‘İş yerinde sıradan bir sabah; bilgisayarı aç, etrafı süpür, ntv radyo frekansını bul, ayarla, dinle, aldıysan eğer iki poğaçayı mideye indir, bulaşıkları yıka… gelen maillere bakıyorum. Bir arkadaşın mail’i “Ü, bizim Ü işte, 13 haziranda filistine gidiyo. orada çeşitli mektuplar okuyacak” kısaca sen de mektup yaz diyor. Haliyle ilk kez ——birincisi tamamen baş aşağı çakılmıştı, ama valla benim suçum yok- uluslararası bir duruma müdahil oluyorum, heyecanlıyım. Filistin meydanlarında mektubum okunacak ya… O işte içim, içime sığmıyor.
Eve telefon ediyorum. Evde bir “yabancı” ben de kalıyor birkaç günlük İstanbul yorgunu olacak.
– Ağbi Filistin’i benim için araştırır mısın? İşte şöyle bir gelişme var.
– Ben dışarı çıkıyorum oğlanla buluşucam, akşama bakarız.
Dayağı yedim, oturdum.
– Tamam.
Eve geliyorum D’ yemeği hazırlamış oturup yemek yiyoruz. Sonra ağbi geliyor. Filistin o sıra bir benim aklımda kimsenin umurunda değilmiş gibi bir hava var. Ev bok kokuyor resmen. Düşüncelerimde özgür Filistin var ve bazen benim de düşünmediğim gibi onlarda bunu yapıp düşünmüyorlar görüyorum. Evden geyikler koloni halinde güneye doğru göç ediyor.

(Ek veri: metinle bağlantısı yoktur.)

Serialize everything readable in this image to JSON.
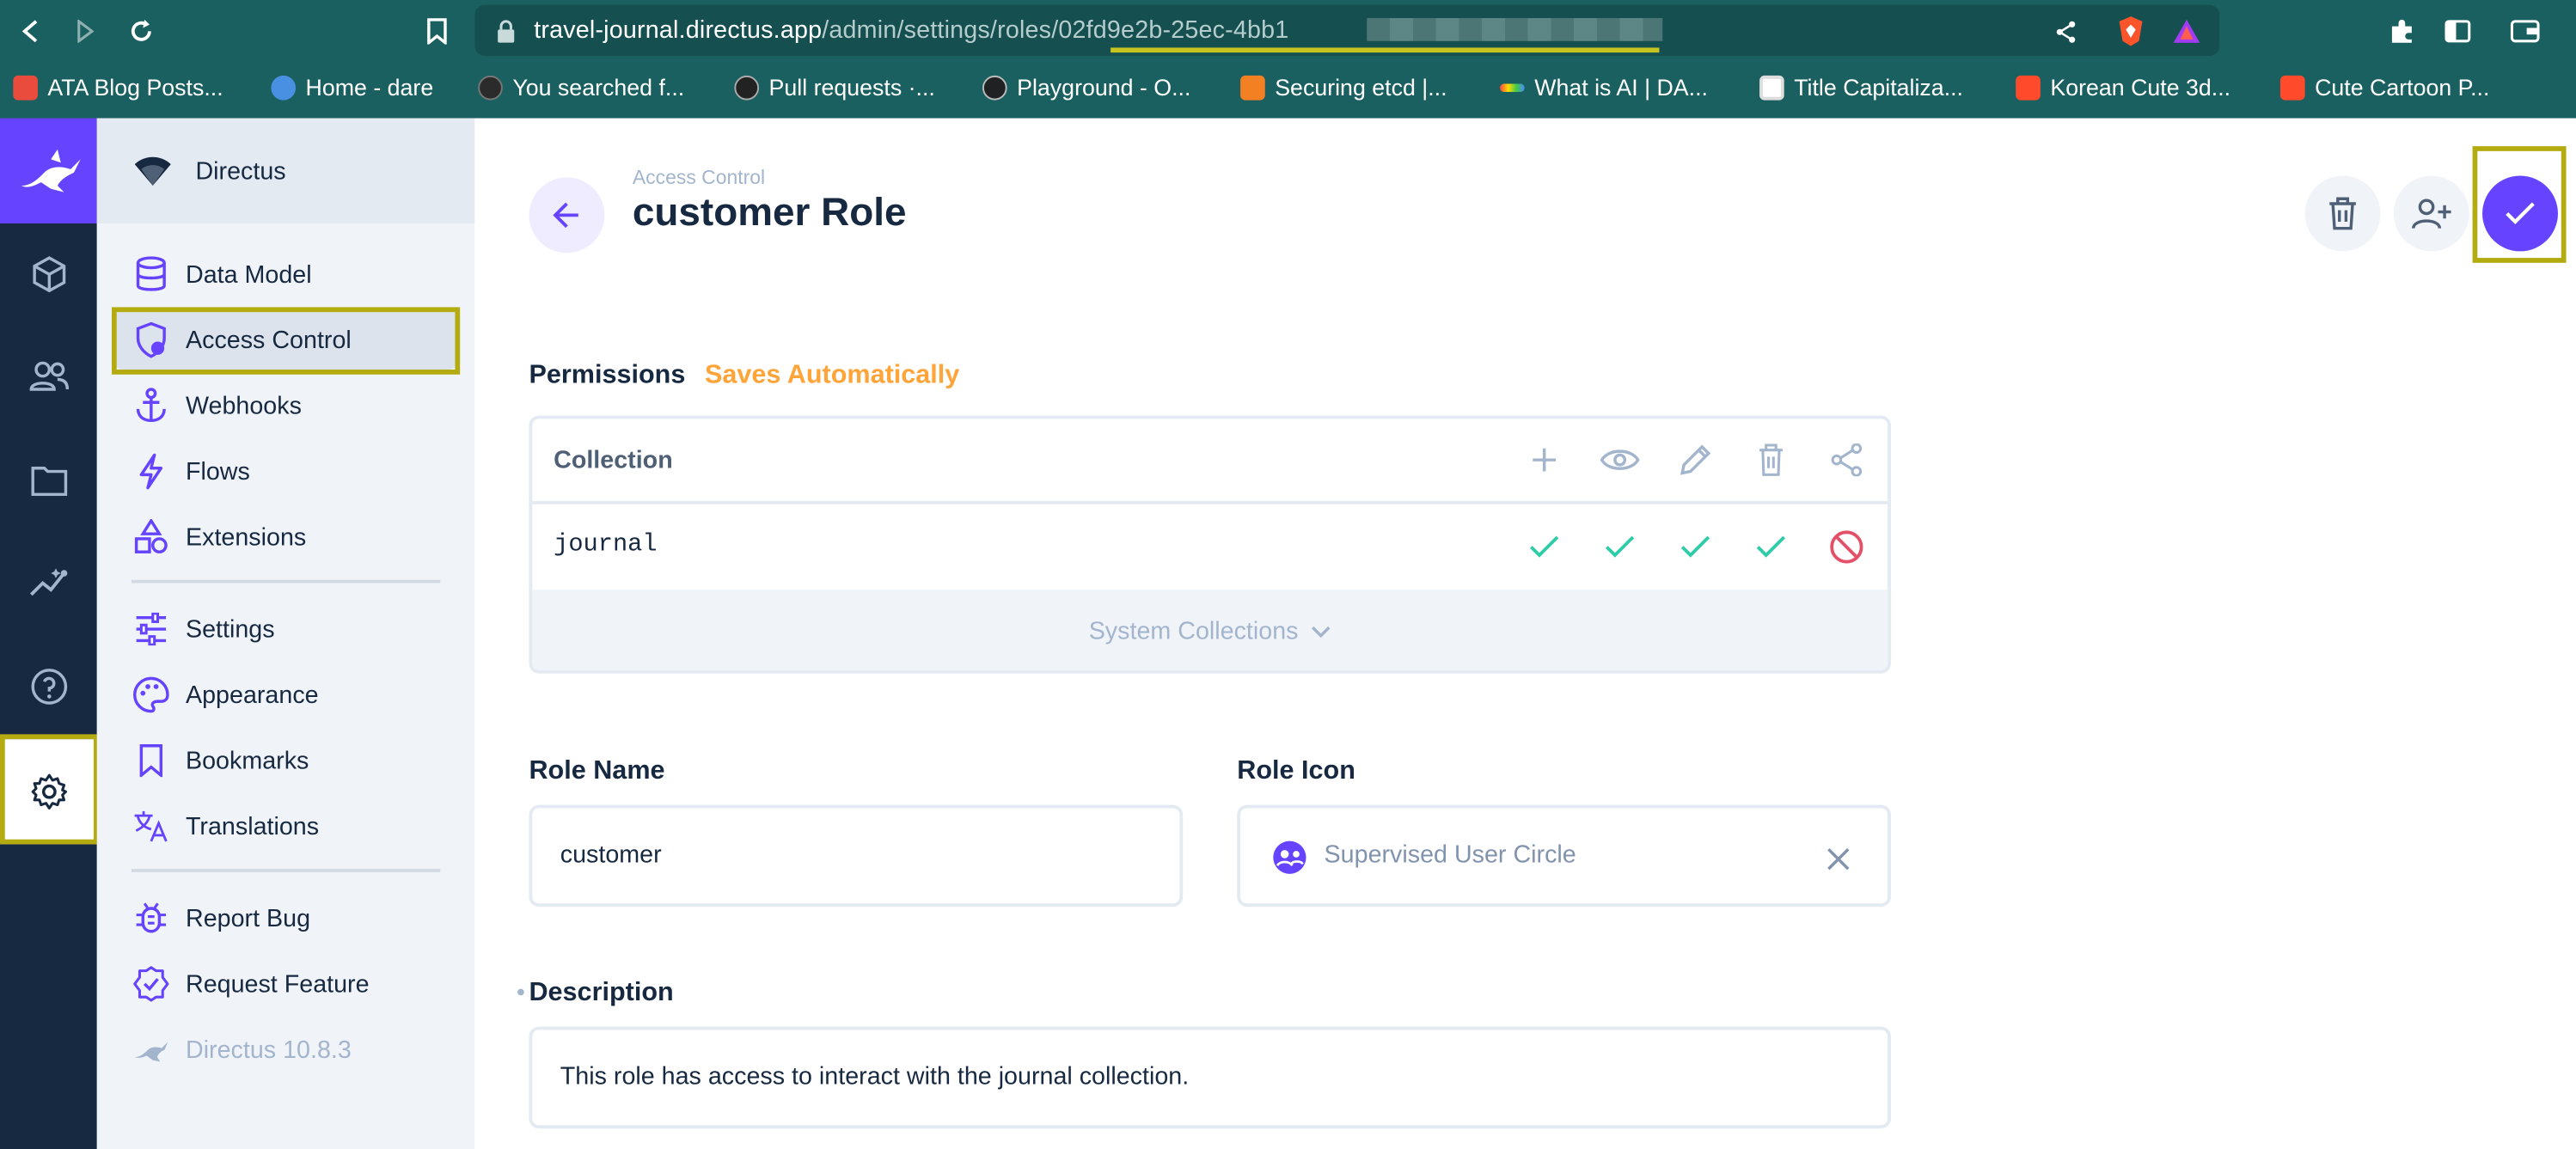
{
  "browser": {
    "url_host": "travel-journal.directus.app",
    "url_path": "/admin/settings/roles/",
    "url_id": "02fd9e2b-25ec-4bb1",
    "bookmarks": [
      {
        "label": "ATA Blog Posts...",
        "color": "#e94b3c"
      },
      {
        "label": "Home - dare",
        "color": "#4a90e2"
      },
      {
        "label": "You searched f...",
        "color": "#2b2b2b"
      },
      {
        "label": "Pull requests ·...",
        "color": "#222222"
      },
      {
        "label": "Playground - O...",
        "color": "#202123"
      },
      {
        "label": "Securing etcd |...",
        "color": "#f48024"
      },
      {
        "label": "What is AI | DA...",
        "color": "#9b59b6"
      },
      {
        "label": "Title Capitaliza...",
        "color": "#ffffff"
      },
      {
        "label": "Korean Cute 3d...",
        "color": "#ff4b2b"
      },
      {
        "label": "Cute Cartoon P...",
        "color": "#ff4b2b"
      }
    ]
  },
  "app": {
    "project_name": "Directus",
    "accent": "#6644ff",
    "nav": {
      "items": [
        {
          "label": "Data Model",
          "icon": "database-icon"
        },
        {
          "label": "Access Control",
          "icon": "admin-shield-icon"
        },
        {
          "label": "Webhooks",
          "icon": "anchor-icon"
        },
        {
          "label": "Flows",
          "icon": "bolt-icon"
        },
        {
          "label": "Extensions",
          "icon": "category-icon"
        },
        {
          "label": "Settings",
          "icon": "tune-icon"
        },
        {
          "label": "Appearance",
          "icon": "palette-icon"
        },
        {
          "label": "Bookmarks",
          "icon": "bookmark-icon"
        },
        {
          "label": "Translations",
          "icon": "translate-icon"
        },
        {
          "label": "Report Bug",
          "icon": "bug-icon"
        },
        {
          "label": "Request Feature",
          "icon": "new-releases-icon"
        }
      ],
      "version": "Directus 10.8.3"
    }
  },
  "page": {
    "breadcrumb": "Access Control",
    "title": "customer Role",
    "permissions": {
      "label": "Permissions",
      "saves_note": "Saves Automatically",
      "column_header": "Collection",
      "rows": [
        {
          "collection": "journal",
          "create": "all",
          "read": "all",
          "update": "all",
          "delete": "all",
          "share": "none"
        }
      ],
      "system_collections": "System Collections"
    },
    "fields": {
      "role_name_label": "Role Name",
      "role_name_value": "customer",
      "role_icon_label": "Role Icon",
      "role_icon_value": "Supervised User Circle",
      "description_label": "Description",
      "description_value": "This role has access to interact with the journal collection."
    }
  }
}
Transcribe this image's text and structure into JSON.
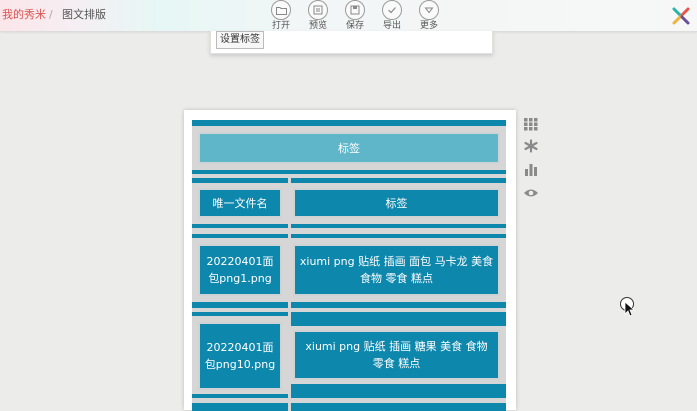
{
  "breadcrumb": {
    "home": "我的秀米",
    "separator": "/",
    "current": "图文排版"
  },
  "toolbar": [
    {
      "label": "打开",
      "icon": "folder-icon"
    },
    {
      "label": "预览",
      "icon": "preview-icon"
    },
    {
      "label": "保存",
      "icon": "save-icon"
    },
    {
      "label": "导出",
      "icon": "export-check-icon"
    },
    {
      "label": "更多",
      "icon": "chevron-down-icon"
    }
  ],
  "panel": {
    "button_label": "设置标签"
  },
  "table": {
    "title": "标签",
    "header": {
      "col1": "唯一文件名",
      "col2": "标签"
    },
    "rows": [
      {
        "file": "20220401面包png1.png",
        "tags": "xiumi png 贴纸 插画 面包 马卡龙 美食 食物 零食 糕点"
      },
      {
        "file": "20220401面包png10.png",
        "tags": "xiumi png 贴纸 插画 糖果 美食 食物 零食 糕点"
      }
    ]
  },
  "colors": {
    "accent": "#0e87ad",
    "title_bg": "#5fb6c9",
    "brand_red": "#d9534f"
  },
  "side_tools": [
    "grid-icon",
    "asterisk-icon",
    "bar-chart-icon",
    "eye-icon"
  ]
}
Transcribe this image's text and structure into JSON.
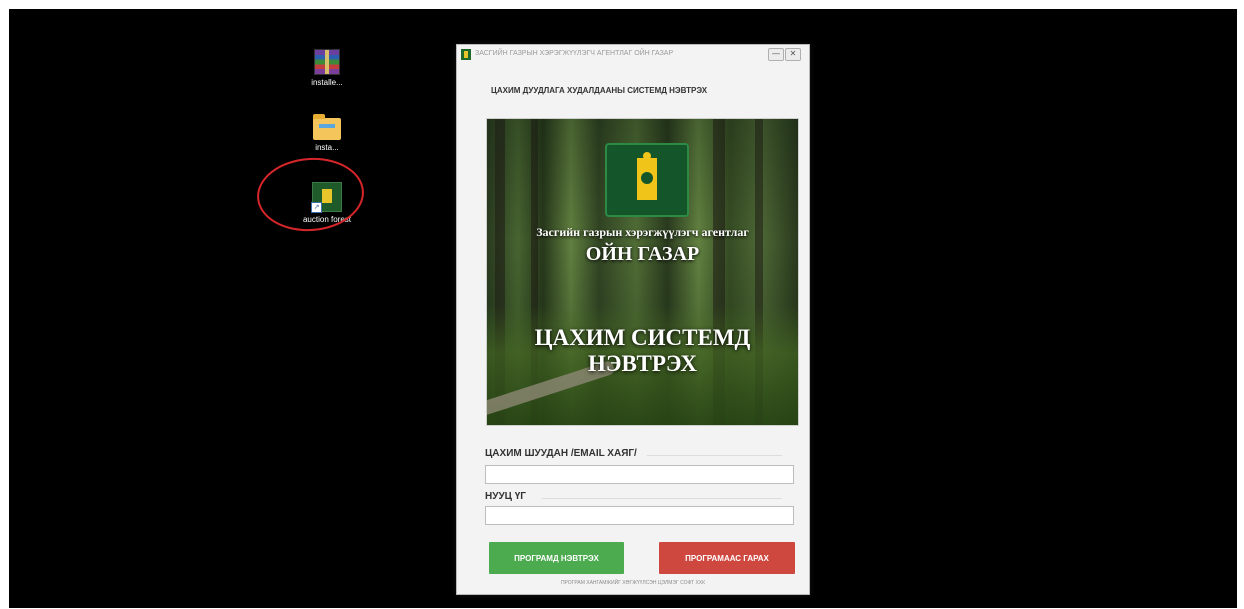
{
  "desktop": {
    "icons": [
      {
        "label": "installe...",
        "icon": "winrar-archive-icon"
      },
      {
        "label": "insta...",
        "icon": "folder-icon"
      },
      {
        "label": "auction forest",
        "icon": "forest-app-shortcut-icon"
      }
    ],
    "annotation_color": "#d6262a"
  },
  "window": {
    "title": "ЗАСГИЙН ГАЗРЫН ХЭРЭГЖҮҮЛЭГЧ АГЕНТЛАГ ОЙН ГАЗАР",
    "minimize_label": "—",
    "close_label": "✕",
    "header": "ЦАХИМ ДУУДЛАГА ХУДАЛДААНЫ СИСТЕМД НЭВТРЭХ",
    "banner": {
      "subtitle": "Засгийн газрын хэрэгжүүлэгч агентлаг",
      "title": "ОЙН ГАЗАР",
      "tagline_line1": "ЦАХИМ СИСТЕМД",
      "tagline_line2": "НЭВТРЭХ"
    },
    "email_label": "ЦАХИМ ШУУДАН /EMAIL ХАЯГ/",
    "email_value": "",
    "password_label": "НУУЦ ҮГ",
    "password_value": "",
    "login_button": "ПРОГРАМД НЭВТРЭХ",
    "exit_button": "ПРОГРАМААС ГАРАХ",
    "footer": "ПРОГРАМ ХАНГАМЖИЙГ ХӨГЖҮҮЛСЭН ЦЭЛМЭГ СОФТ ХХК",
    "colors": {
      "login": "#4caa4f",
      "exit": "#cf4840",
      "emblem": "#14562a",
      "emblem_symbol": "#f0c419"
    }
  }
}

Sıkılıp masaya geçiyorum Google bilginiyle beraber şu bizim Filistin olayına el atıyoruz. Filistin, sınırları tartışmalı, üç din tarafından kutsal mekan, bağımsızlık tartışmaları… liste uzayıp gidiyor. Bir şeyler yazmaya başlıyorum. Tıkırdayan klavye seslerine dönüp bakıyor ağbi sonra tekrar dizisini izlemeye başlıyor, diziyle alakalı “bak bu kadında emekçi” diyor. Ben oralı değilim o sıra Filistinliyim! “Hıhıı” diyorum. Aradan zaman geçiyor ve ağzındaki baklayı çıkartıyor ağbi “ne o, şiir mi yazıyorsun… ben sipariş üstüne şiir yazamam, hiç işim olmaz!
Aklımdan ellilik Arjantin’i kafasına fırlatmak geçse de yazıyla ilgilenmem daha elzem. “Hıhıı” diyorum. Hasetlik arıyorum aslında yani niye ki böyle, aramızda kocaman on beş yılı devirmiş, oğluna akıl fikir verir durumda artık orta yaş denilen o kavşakta, cahit sıtkının 35 yaş şiirinin hemen gerisinde duruyoruz. İstikameti tek yol devrim diye zamanında belirlediğim bu ağbi’nin söylediklerine aldırmamak yapacağım son işken, üç gündür şu sipariş işini düşünüyorum.
Ulan Filistin diyorum. Ya kardeşim diyorum. R.A.F , Japon Kızıl Ordusu , Carlos , Denizler diyorum kendi kendime, nasıl unutulur diyorum.
Filistin davası İslami kesimler tarafından sahip çıkılıyor diye, öldürülen küçük çocukları -çocuklar hep küçüktür bu arada-, İsrail faşizmini, tankların ezdiği aktivistleri unutalım mı? Hangi yüreğe sığar bu. Şimdilik dünyanın çoğuna sığıyor doğru. Ağbi bari senin içine sığmasın. Saçma sapan konuşan, yöneten iktidarların çığlığını bari şu tek göz odamızda atma, o nidayı buraya taşıma ağbi.
– Sipariş değil abi diyorum. Görev !
Mektup
‘Yoldaşlarım dünyada büyük bir ateş yaktınız, zalimlerin bu ateşi söndürmesi imkânsız. Sizin verdiğiniz özgürlük mücadelesi önünde saygıyla eğiliyorum.
Ve biliyorum ki tarihi kanıyla yazanlar kuşkusuz dünyanın en güzel insanlarıdır.
Bedenim bulunduğunuz mekânda olmasa bile aklım, fikrim, düşüncelerim hep sizlerledir.